Alerta. Tudo começou no dia 2 de junho, quando um pregão foi feito para o serviço pelo preço limite de R$ 41,5 milhões. A Total entrou sozinha no leilão e ofereceu R$ 47 milhões. A proposta foi recusada pelos Correios. "Solicito a redução do último valor proposto ao preço de referência, sob pena de ter sua proposta desclassificada do certame", disse o pregoeiro, segundo registro eletrônico. A empresa não mudou o preço e a licitação foi anulada.

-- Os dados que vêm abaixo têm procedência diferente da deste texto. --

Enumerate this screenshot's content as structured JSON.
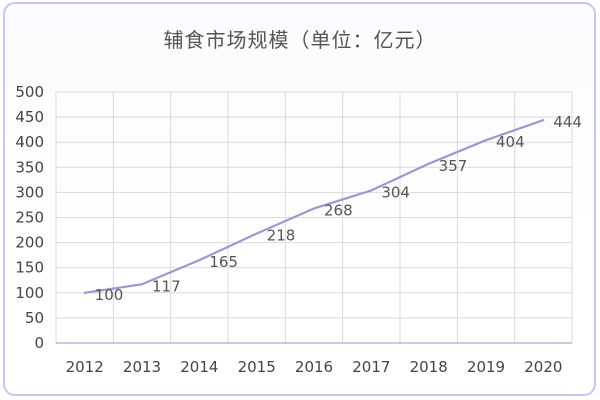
{
  "chart_data": {
    "type": "line",
    "title": "辅食市场规模（单位：亿元）",
    "x": [
      "2012",
      "2013",
      "2014",
      "2015",
      "2016",
      "2017",
      "2018",
      "2019",
      "2020"
    ],
    "series": [
      {
        "values": [
          100,
          117,
          165,
          218,
          268,
          304,
          357,
          404,
          444
        ],
        "color": "#9f95cf"
      }
    ],
    "yticks": [
      0,
      50,
      100,
      150,
      200,
      250,
      300,
      350,
      400,
      450,
      500
    ],
    "ylim": [
      0,
      500
    ],
    "grid": true,
    "legend": "none",
    "colors": {
      "line": "#9f95cf",
      "grid": "#d9d9d9",
      "baseline": "#a9c0d8",
      "frame": "#c5c8ee"
    }
  }
}
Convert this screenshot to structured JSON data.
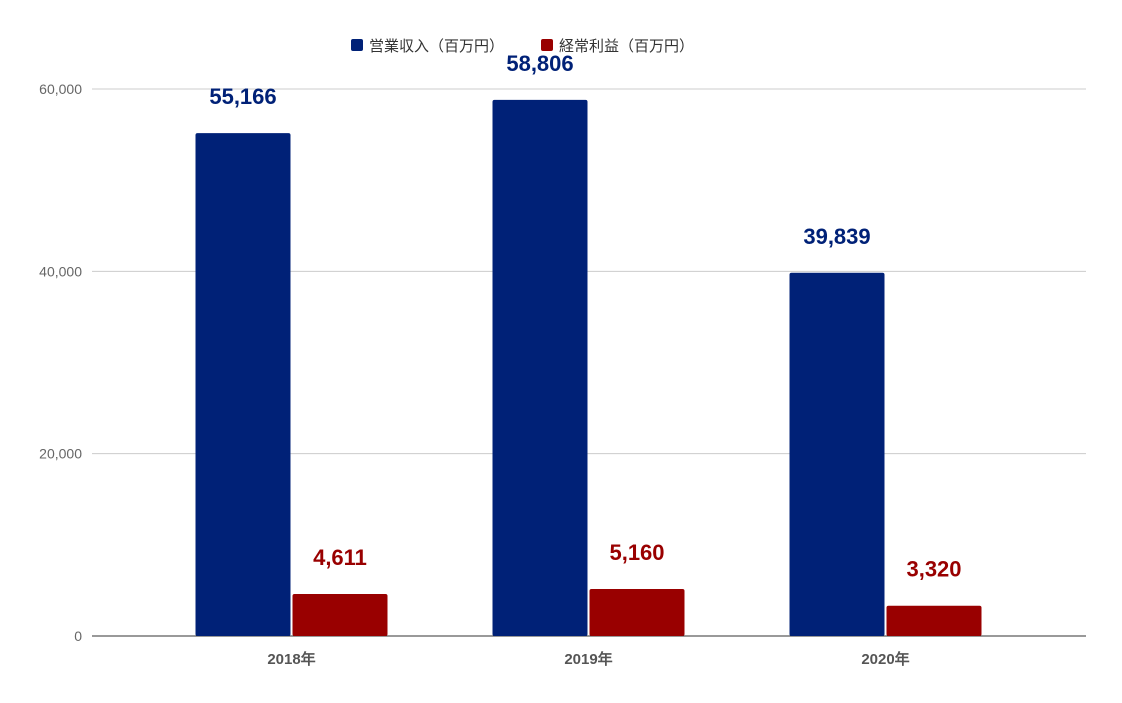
{
  "chart_data": {
    "type": "bar",
    "categories": [
      "2018年",
      "2019年",
      "2020年"
    ],
    "series": [
      {
        "name": "営業収入（百万円）",
        "values": [
          55166,
          58806,
          39839
        ],
        "labels": [
          "55,166",
          "58,806",
          "39,839"
        ],
        "color": "#002177"
      },
      {
        "name": "経常利益（百万円）",
        "values": [
          4611,
          5160,
          3320
        ],
        "labels": [
          "4,611",
          "5,160",
          "3,320"
        ],
        "color": "#990000"
      }
    ],
    "y_ticks": [
      0,
      20000,
      40000,
      60000
    ],
    "y_tick_labels": [
      "0",
      "20,000",
      "40,000",
      "60,000"
    ],
    "ylim": [
      0,
      60000
    ],
    "grid": true,
    "legend_position": "top-center"
  }
}
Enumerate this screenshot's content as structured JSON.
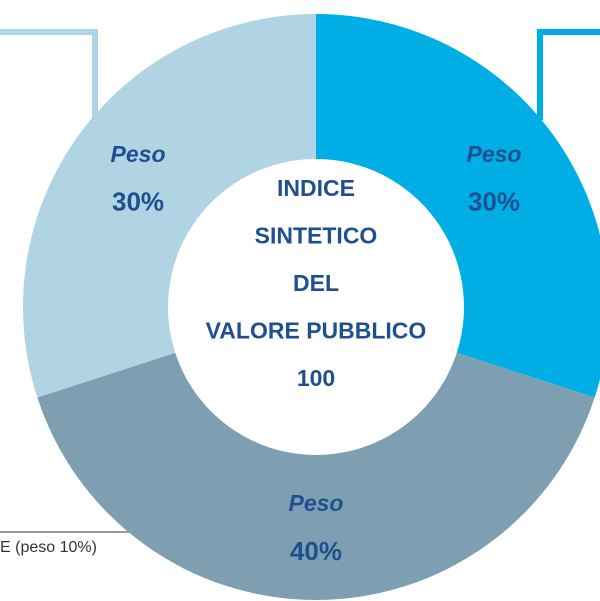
{
  "chart_data": {
    "type": "pie",
    "donut": true,
    "categories": [
      "Peso",
      "Peso",
      "Peso"
    ],
    "values": [
      30,
      40,
      30
    ],
    "value_labels": [
      "30%",
      "40%",
      "30%"
    ],
    "colors": [
      "#00aee6",
      "#7e9fb2",
      "#b1d4e5"
    ],
    "center_text": [
      "INDICE",
      "SINTETICO",
      "DEL",
      "VALORE PUBBLICO",
      "100"
    ],
    "annotation": "E (peso 10%)"
  }
}
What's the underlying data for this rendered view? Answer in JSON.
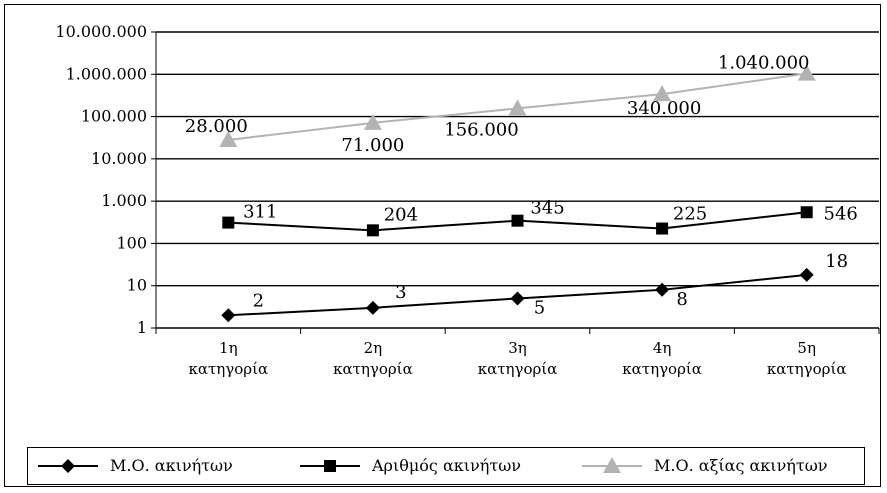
{
  "chart_data": {
    "type": "line",
    "scale": "log",
    "categories": [
      [
        "1η",
        "κατηγορία"
      ],
      [
        "2η",
        "κατηγορία"
      ],
      [
        "3η",
        "κατηγορία"
      ],
      [
        "4η",
        "κατηγορία"
      ],
      [
        "5η",
        "κατηγορία"
      ]
    ],
    "y_ticks": [
      {
        "value": 1,
        "label": "1"
      },
      {
        "value": 10,
        "label": "10"
      },
      {
        "value": 100,
        "label": "100"
      },
      {
        "value": 1000,
        "label": "1.000"
      },
      {
        "value": 10000,
        "label": "10.000"
      },
      {
        "value": 100000,
        "label": "100.000"
      },
      {
        "value": 1000000,
        "label": "1.000.000"
      },
      {
        "value": 10000000,
        "label": "10.000.000"
      }
    ],
    "ylim": [
      1,
      10000000
    ],
    "grid": true,
    "legend_position": "bottom",
    "series": [
      {
        "name": "Μ.Ο. ακινήτων",
        "marker": "diamond",
        "color": "#000000",
        "values": [
          2,
          3,
          5,
          8,
          18
        ],
        "labels": [
          "2",
          "3",
          "5",
          "8",
          "18"
        ]
      },
      {
        "name": "Αριθμός ακινήτων",
        "marker": "square",
        "color": "#000000",
        "values": [
          311,
          204,
          345,
          225,
          546
        ],
        "labels": [
          "311",
          "204",
          "345",
          "225",
          "546"
        ]
      },
      {
        "name": "Μ.Ο. αξίας ακινήτων",
        "marker": "triangle",
        "color": "#b3b3b3",
        "values": [
          28000,
          71000,
          156000,
          340000,
          1040000
        ],
        "labels": [
          "28.000",
          "71.000",
          "156.000",
          "340.000",
          "1.040.000"
        ]
      }
    ]
  }
}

Para conseguir o contrato de R$ 44,3 milhões, na licitação de agosto - com posterior aprovação da manobra pela diretoria, em setembro -, a Total contou com o apoio de outro personagem central da crise dos Correios, o coronel Eduardo Artur Rodrigues Silva, então nomeado diretor de Operações.

Em agosto, o coronel foi procurado pelos donos da Total para tentar reverter juridicamente o pregão revogado em junho. A empresa MTA, que ganhara na Justiça uma licitação dos Correios, foi consultada sobre a possibilidade de orientar a Total a conseguir fechar esse contrato. O objetivo, naquele momento, era tentar transformar as duas empresas de carga aérea no embrião da unidade de logística que o governo pretende criar em 2011 - uma sociedade mista entre governo e empresas privadas avaliada em US$ 400 milhões.

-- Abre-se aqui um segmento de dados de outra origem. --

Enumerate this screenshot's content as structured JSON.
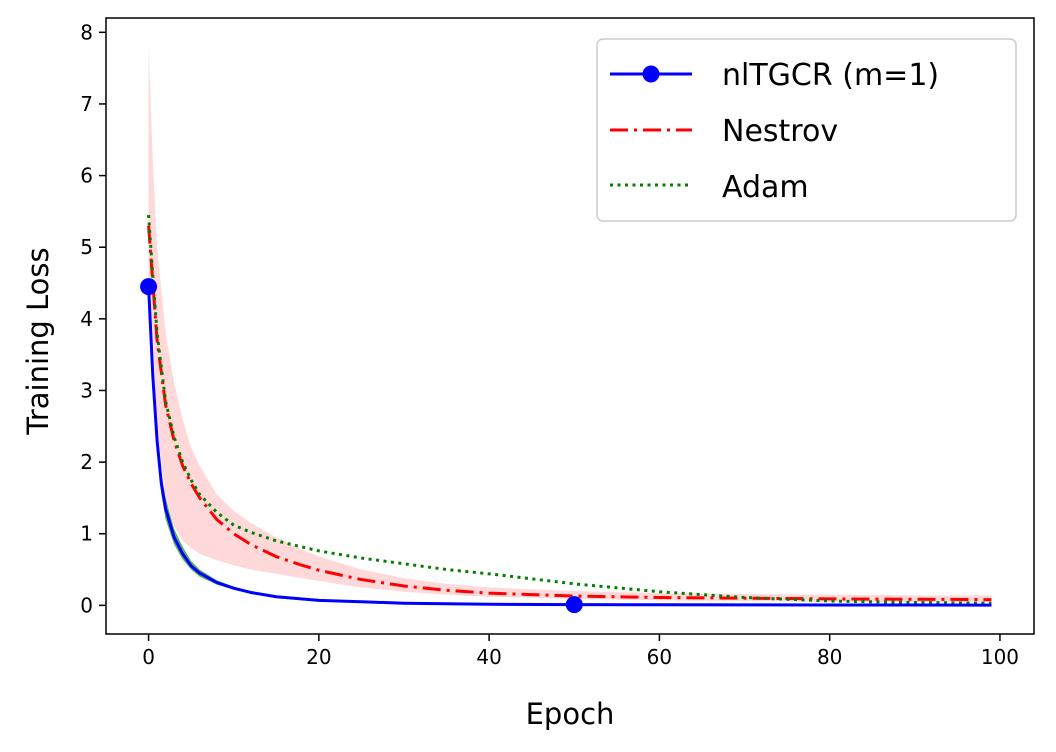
{
  "chart_data": {
    "type": "line",
    "title": "",
    "xlabel": "Epoch",
    "ylabel": "Training Loss",
    "xlim": [
      -5,
      104
    ],
    "ylim": [
      -0.4,
      8.2
    ],
    "xticks": [
      0,
      20,
      40,
      60,
      80,
      100
    ],
    "yticks": [
      0,
      1,
      2,
      3,
      4,
      5,
      6,
      7,
      8
    ],
    "grid": false,
    "legend_position": "top-right",
    "series": [
      {
        "name": "nlTGCR (m=1)",
        "color": "#0000ff",
        "style": "solid-with-markers",
        "marker_epochs": [
          0,
          50
        ],
        "x": [
          0,
          0.5,
          1,
          1.5,
          2,
          3,
          4,
          5,
          6,
          8,
          10,
          12,
          15,
          20,
          25,
          30,
          40,
          50,
          60,
          70,
          80,
          90,
          99
        ],
        "y": [
          4.45,
          3.2,
          2.3,
          1.7,
          1.35,
          0.95,
          0.72,
          0.55,
          0.45,
          0.32,
          0.24,
          0.18,
          0.12,
          0.07,
          0.05,
          0.03,
          0.015,
          0.01,
          0.008,
          0.006,
          0.005,
          0.004,
          0.003
        ],
        "band_color": "#2ca02c",
        "band_lower": [
          4.4,
          3.0,
          2.1,
          1.55,
          1.2,
          0.85,
          0.64,
          0.5,
          0.4,
          0.29,
          0.22,
          0.17,
          0.11,
          0.065,
          0.045,
          0.03,
          0.015,
          0.01,
          0.008,
          0.006,
          0.005,
          0.004,
          0.003
        ],
        "band_upper": [
          4.5,
          3.4,
          2.5,
          1.85,
          1.5,
          1.07,
          0.82,
          0.62,
          0.5,
          0.35,
          0.26,
          0.19,
          0.13,
          0.075,
          0.055,
          0.035,
          0.017,
          0.012,
          0.009,
          0.007,
          0.006,
          0.005,
          0.004
        ]
      },
      {
        "name": "Nestrov",
        "color": "#ff0000",
        "style": "dash-dot",
        "x": [
          0,
          0.5,
          1,
          2,
          3,
          4,
          5,
          6,
          8,
          10,
          12,
          15,
          18,
          20,
          25,
          30,
          35,
          40,
          50,
          60,
          70,
          80,
          90,
          99
        ],
        "y": [
          5.3,
          4.5,
          3.7,
          2.8,
          2.3,
          1.95,
          1.7,
          1.5,
          1.2,
          1.0,
          0.85,
          0.68,
          0.56,
          0.49,
          0.36,
          0.27,
          0.21,
          0.17,
          0.13,
          0.11,
          0.1,
          0.09,
          0.085,
          0.08
        ],
        "band_color": "#ffcccc",
        "band_lower": [
          4.6,
          3.8,
          2.5,
          1.5,
          1.1,
          0.9,
          0.8,
          0.72,
          0.63,
          0.56,
          0.5,
          0.44,
          0.38,
          0.34,
          0.25,
          0.19,
          0.15,
          0.12,
          0.09,
          0.07,
          0.06,
          0.05,
          0.045,
          0.04
        ],
        "band_upper": [
          7.8,
          6.2,
          5.0,
          3.8,
          3.1,
          2.6,
          2.2,
          1.95,
          1.55,
          1.32,
          1.15,
          0.95,
          0.78,
          0.68,
          0.5,
          0.38,
          0.3,
          0.25,
          0.2,
          0.17,
          0.16,
          0.15,
          0.14,
          0.14
        ]
      },
      {
        "name": "Adam",
        "color": "#008000",
        "style": "dotted",
        "x": [
          0,
          0.5,
          1,
          2,
          3,
          4,
          5,
          6,
          8,
          10,
          12,
          15,
          20,
          25,
          30,
          35,
          40,
          50,
          60,
          70,
          80,
          90,
          99
        ],
        "y": [
          5.45,
          4.6,
          3.8,
          2.85,
          2.35,
          2.0,
          1.75,
          1.55,
          1.3,
          1.12,
          1.02,
          0.9,
          0.76,
          0.66,
          0.58,
          0.5,
          0.44,
          0.3,
          0.19,
          0.11,
          0.06,
          0.04,
          0.03
        ]
      }
    ]
  }
}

A solução dada foi fazer uma nova licitação no dia 19 de agosto. Dessa vez, os Correios subiram de R$ 41,5 milhões para R$ 42 milhões o preço máximo para contratação. Mais uma vez, só a Total participou dos lances.

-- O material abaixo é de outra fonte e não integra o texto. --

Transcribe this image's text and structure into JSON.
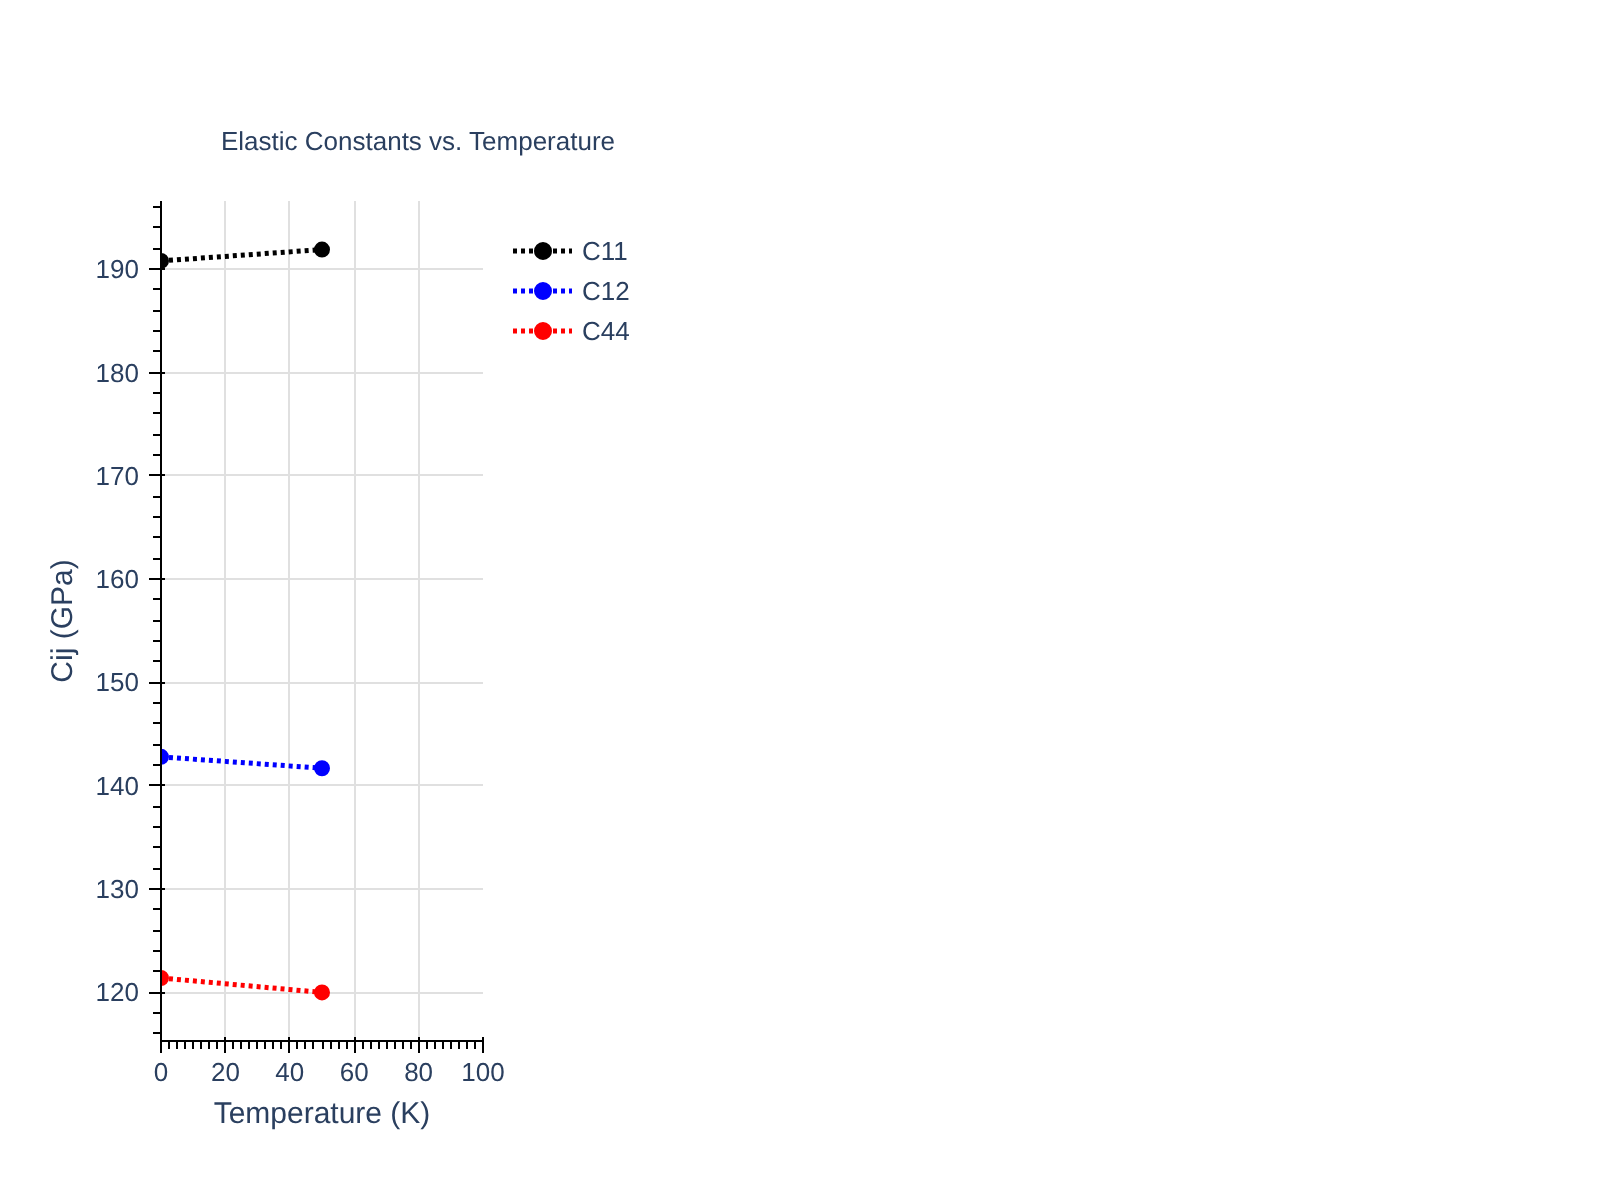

Chegou ao preço de R$ 44,3 milhões e avisou que não poderia mais reduzir o valor, apesar dos alertas do pregoeiro: "Solicitamos que a arrematante faça mais uma revisão em sua planilha de custos, reduzindo sua proposta para, pelo menos, o valor estimado da contratação."

O artigo 48 da Lei de Licitações é claro. Diz que serão desclassificadas "propostas com valor global superior ao limite estabelecido". Já o artigo 40 veda faixas de variação em relação a preços de referência. Diante do conflito legal, o resultado do pregão foi remetido ao coronel Artur, que era o diretor de Operações.

"Excepcional". Num relatório de 13 páginas, a que o Estado teve acesso, ele deixa de lado os alertas no pregão e justifica a contratação da Total Linhas Aéreas por um preço R$ 2,8 milhões acima do valor estipulado na licitação revogada em junho e R$ 2,3 milhões superior ao preço definido no edital da segunda concorrência. Segundo ele, os métodos dos Correios para chegar a uma estimativa "não são absolutamente precisos". "Fato este que permite a homologação excepcional de licitações por valor acima do previamente estimado em decorrência da variação normal de mercado e desde que haja interesse público", diz.